Meskipun serangan udara Rusia masih berlangsung selama akhir pekan terhadap pelabuhan Ukraina di Odesa, PBB mengatakan kapal pertama dari Ukraina mungkin akan berlayar dalam beberapa hari sebagai bagian dari kesepakatan yang dicapai pada Jumat.
Krisis terbesar di Eropa sejak Perang Dunia Kedua, yang kini memasuki bulan keenam, berdampak jauh dari Ukraina seperti terlihat dari kenaikan harga minyak dan prospek kelaparan yang dihadapi jutaan orang di negara-negara miskin.
Pada hari Selasa, militer Ukraina mengumumkan bahwa rudal jelajah Rusia telah menyerang sasaran di selatan dan pasukan Ukraina juga menyerang balik. Permintaan komentar setelah jam kerja mengenai hal ini tidak segera dijawab oleh kementerian pertahanan Rusia.
Awal bulan ini, Presiden Vladimir Putin memperingatkan Barat bahwa sanksi berisiko memicu kenaikan signifikan harga minyak dunia.
Perusahaan energi Rusia Gazprom mengumumkan pada Senin bahwa pasokan gas melalui pipa Nord Stream 1 ke Jerman akan berkurang menjadi 33 juta meter kubik per hari Rabu, mengutip arahan dari pengawas industri.
Situasi itu adalah setengah dari arus yang ada, yang hanya beroperasi pada 40 persen dari kapasitas normal. Sekitar 40 persen gas Eropa dan 30 persen minyaknya diimpor dari Rusia sebelum perang.

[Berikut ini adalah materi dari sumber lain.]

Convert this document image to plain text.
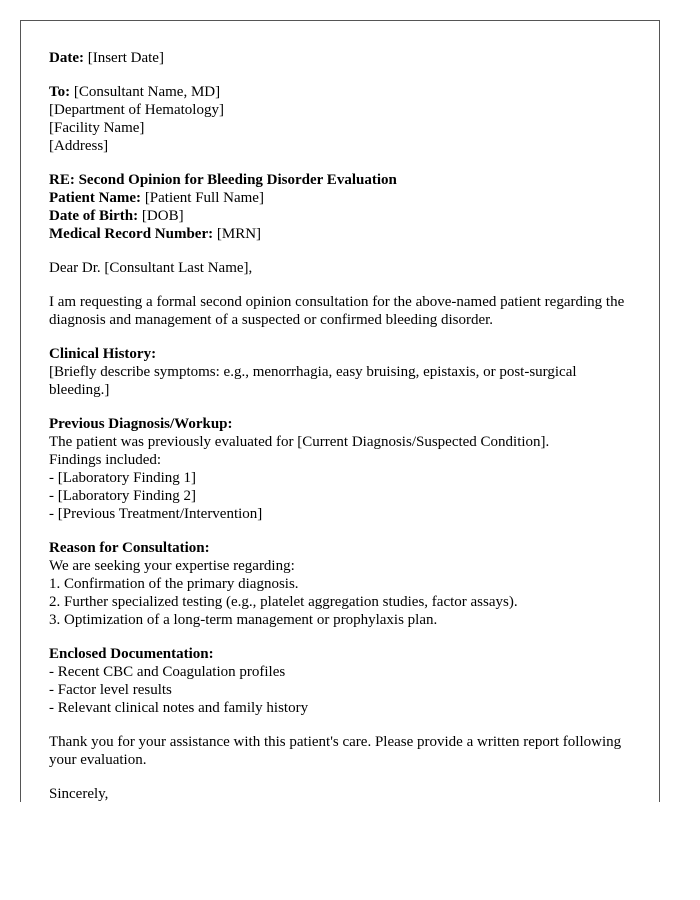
Date: [Insert Date]
To: [Consultant Name, MD]
[Department of Hematology]
[Facility Name]
[Address]
RE: Second Opinion for Bleeding Disorder Evaluation
Patient Name: [Patient Full Name]
Date of Birth: [DOB]
Medical Record Number: [MRN]
Dear Dr. [Consultant Last Name],
I am requesting a formal second opinion consultation for the above-named patient regarding the diagnosis and management of a suspected or confirmed bleeding disorder.
Clinical History:
[Briefly describe symptoms: e.g., menorrhagia, easy bruising, epistaxis, or post-surgical bleeding.]
Previous Diagnosis/Workup:
The patient was previously evaluated for [Current Diagnosis/Suspected Condition].
Findings included:
- [Laboratory Finding 1]
- [Laboratory Finding 2]
- [Previous Treatment/Intervention]
Reason for Consultation:
We are seeking your expertise regarding:
1. Confirmation of the primary diagnosis.
2. Further specialized testing (e.g., platelet aggregation studies, factor assays).
3. Optimization of a long-term management or prophylaxis plan.
Enclosed Documentation:
- Recent CBC and Coagulation profiles
- Factor level results
- Relevant clinical notes and family history
Thank you for your assistance with this patient's care. Please provide a written report following your evaluation.
Sincerely,
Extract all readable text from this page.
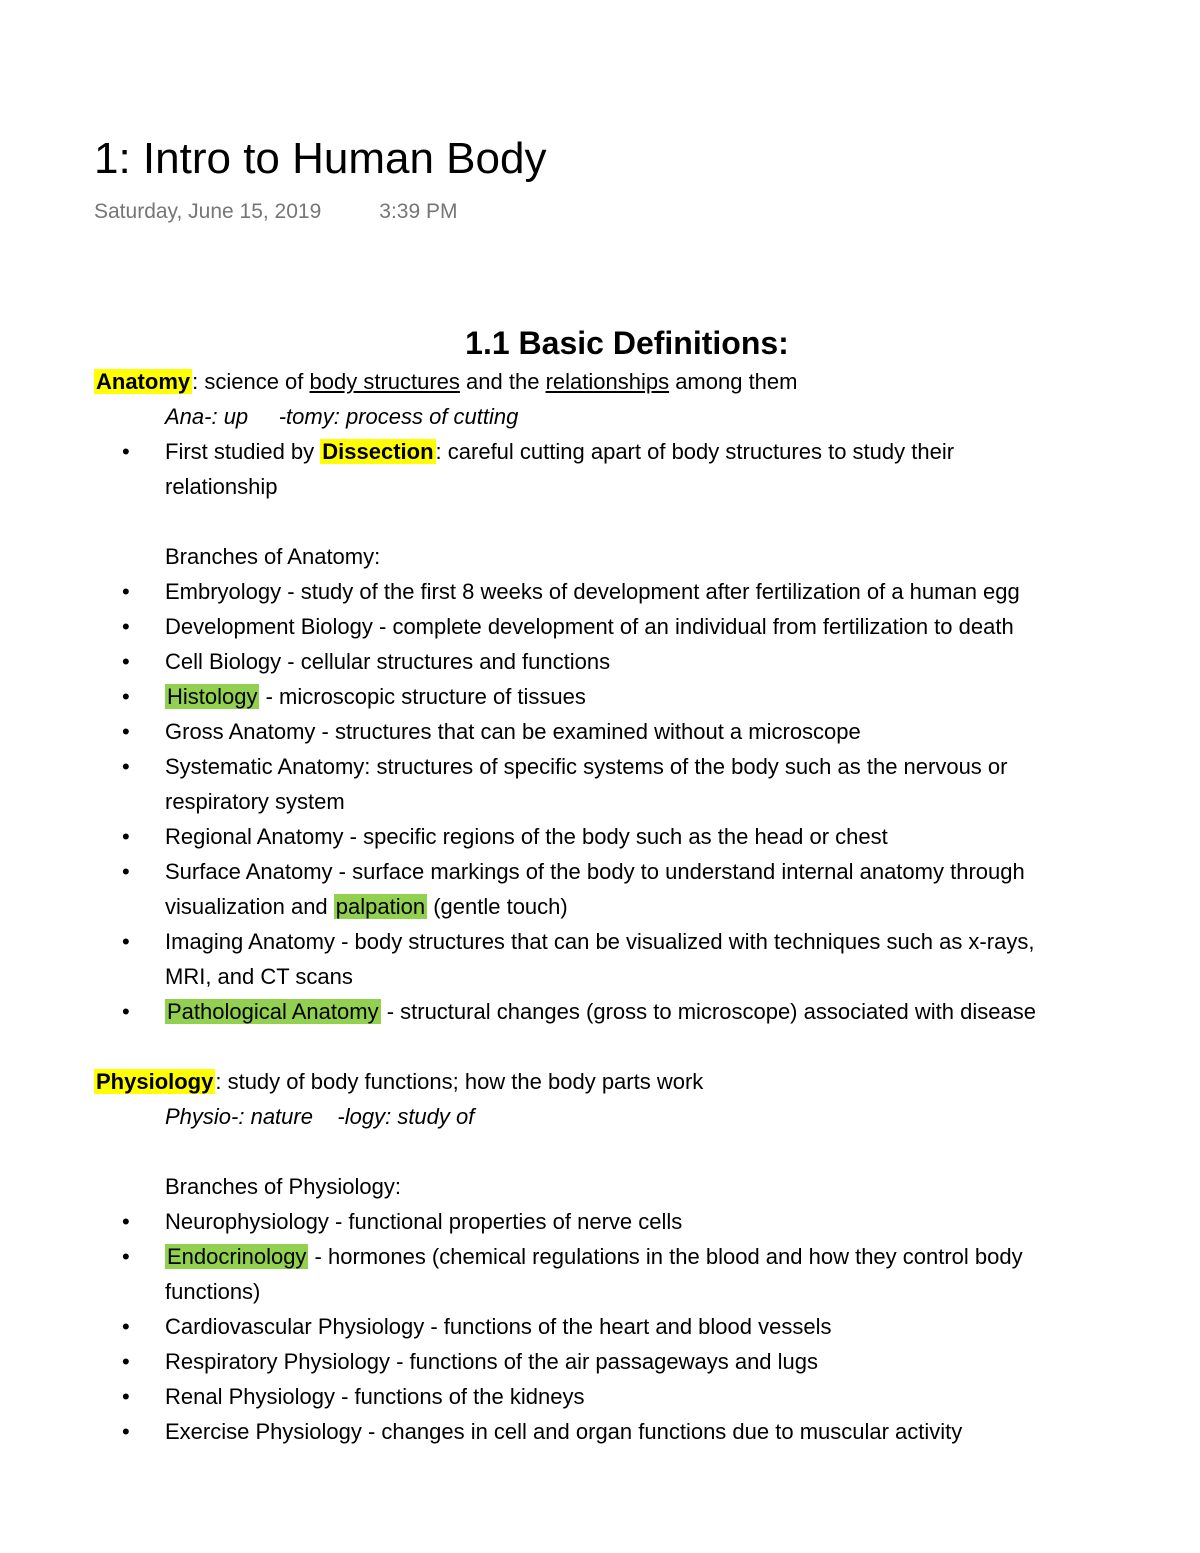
1: Intro to Human Body
Saturday, June 15, 2019	3:39 PM
1.1 Basic Definitions:
Anatomy: science of body structures and the relationships among them
Ana-: up     -tomy: process of cutting
• First studied by Dissection: careful cutting apart of body structures to study their
relationship
Branches of Anatomy:
• Embryology - study of the first 8 weeks of development after fertilization of a human egg
• Development Biology - complete development of an individual from fertilization to death
• Cell Biology - cellular structures and functions
• Histology - microscopic structure of tissues
• Gross Anatomy - structures that can be examined without a microscope
• Systematic Anatomy: structures of specific systems of the body such as the nervous or
respiratory system
• Regional Anatomy - specific regions of the body such as the head or chest
• Surface Anatomy - surface markings of the body to understand internal anatomy through
visualization and palpation (gentle touch)
• Imaging Anatomy - body structures that can be visualized with techniques such as x-rays,
MRI, and CT scans
• Pathological Anatomy - structural changes (gross to microscope) associated with disease
Physiology: study of body functions; how the body parts work
Physio-: nature    -logy: study of
Branches of Physiology:
• Neurophysiology - functional properties of nerve cells
• Endocrinology - hormones (chemical regulations in the blood and how they control body
functions)
• Cardiovascular Physiology - functions of the heart and blood vessels
• Respiratory Physiology - functions of the air passageways and lugs
• Renal Physiology - functions of the kidneys
• Exercise Physiology - changes in cell and organ functions due to muscular activity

Kremlin mengklaim bahwa masalah pemeliharaan dan sanksi Barat harus disalahkan atas pemadaman gas, tetapi Uni Eropa telah menuduh Rusia melakukan pemerasan energi. Pemotongan terbaru, menurut Jerman, tidak memiliki pembenaran teknis.
Volodymyr Zelensky, presiden Ukraina, mengeluarkan peringatan bahwa Kremlin terlibat dalam perang gas terbuka melawan Eropa.